Amazon Elastic Inference ( EI )

What is Amazon Elastic Inference?

Amazon Elastic Inference (EI) allows you to attach GPU-powered acceleration to existing EC2 instances, Amazon SageMaker instances, or ECS tasks.
It provides flexibility by letting you add just the right amount of GPU acceleration instead of overprovisioning with an entire dedicated GPU instance.

Strengths

Cost Reduction: EI can significantly reduce the cost of running deep learning inference workloads compared to dedicated GPU instances. You pay only for the GPU resources you need.
Flexibility: Choose the right amount of GPU acceleration to match your workload's specific requirements.
Ease of Integration: Easily attach EI accelerators to existing EC2, SageMaker, or ECS instances without major code changes.
Broad Instance Compatibility: Works with a range of CPU instance types across various families.

Weaknesses

Limited Performance: EI accelerators might offer lower overall power than full-fledged GPU instances (like P3 or G4 instances).
Availability: Not all instance families may be compatible with EI.
Network Overhead: Some latency overhead is introduced due to the network communication between the EC2 instance and the EI accelerator.
Sunset of Service: AWS will stop onboarding new customers to EI starting April 15, 2023. Existing customers have time to migrate their workloads.

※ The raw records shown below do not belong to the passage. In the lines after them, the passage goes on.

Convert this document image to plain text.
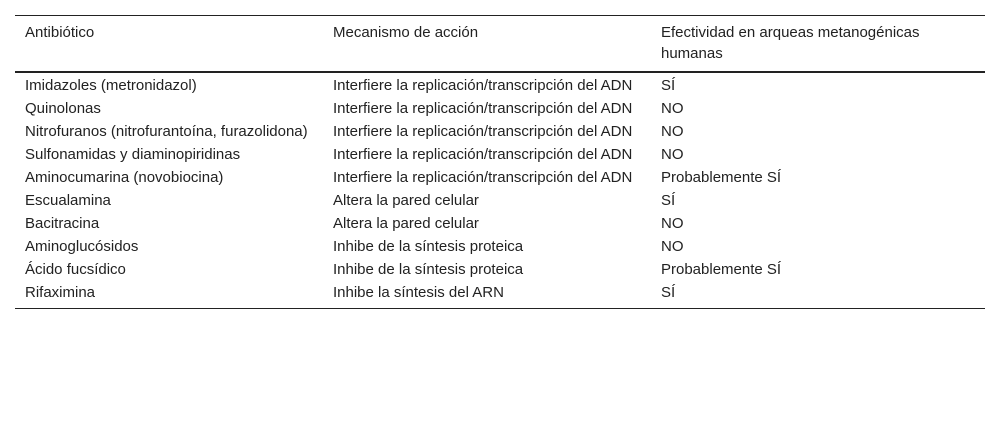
Antibiótico	Mecanismo de acción	Efectividad en arqueas metanogénicas humanas
Imidazoles (metronidazol)	Interfiere la replicación/transcripción del ADN	SÍ
Quinolonas	Interfiere la replicación/transcripción del ADN	NO
Nitrofuranos (nitrofurantoína, furazolidona)	Interfiere la replicación/transcripción del ADN	NO
Sulfonamidas y diaminopiridinas	Interfiere la replicación/transcripción del ADN	NO
Aminocumarina (novobiocina)	Interfiere la replicación/transcripción del ADN	Probablemente SÍ
Escualamina	Altera la pared celular	SÍ
Bacitracina	Altera la pared celular	NO
Aminoglucósidos	Inhibe de la síntesis proteica	NO
Ácido fucsídico	Inhibe de la síntesis proteica	Probablemente SÍ
Rifaximina	Inhibe la síntesis del ARN	SÍ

Real-World Use Case: Batch Image Processing

Varying Inference Needs: You have a task to process a large batch of images using a deep learning model, but the needed level of GPU acceleration varies depending on image complexity.
Cost Optimization: Attaching EI accelerators to general-purpose EC2 instances allows you to provision the appropriate level of GPU power on-demand, paying only for what you use instead of dedicated GPU instances that may be underutilized.
Scalability: You can horizontally scale your EC2 instances with EI accelerators, ensuring capacity for processing large image batches.

Important Notes

AWS is encouraging migration from EI to alternatives like Inf1 instances within SageMaker, which offer improved performance and cost-effectiveness for inference.
Always consult the latest documentation for AWS's recommendations and available inference options: https://aws.amazon.com/machine-learning/elastic-inference/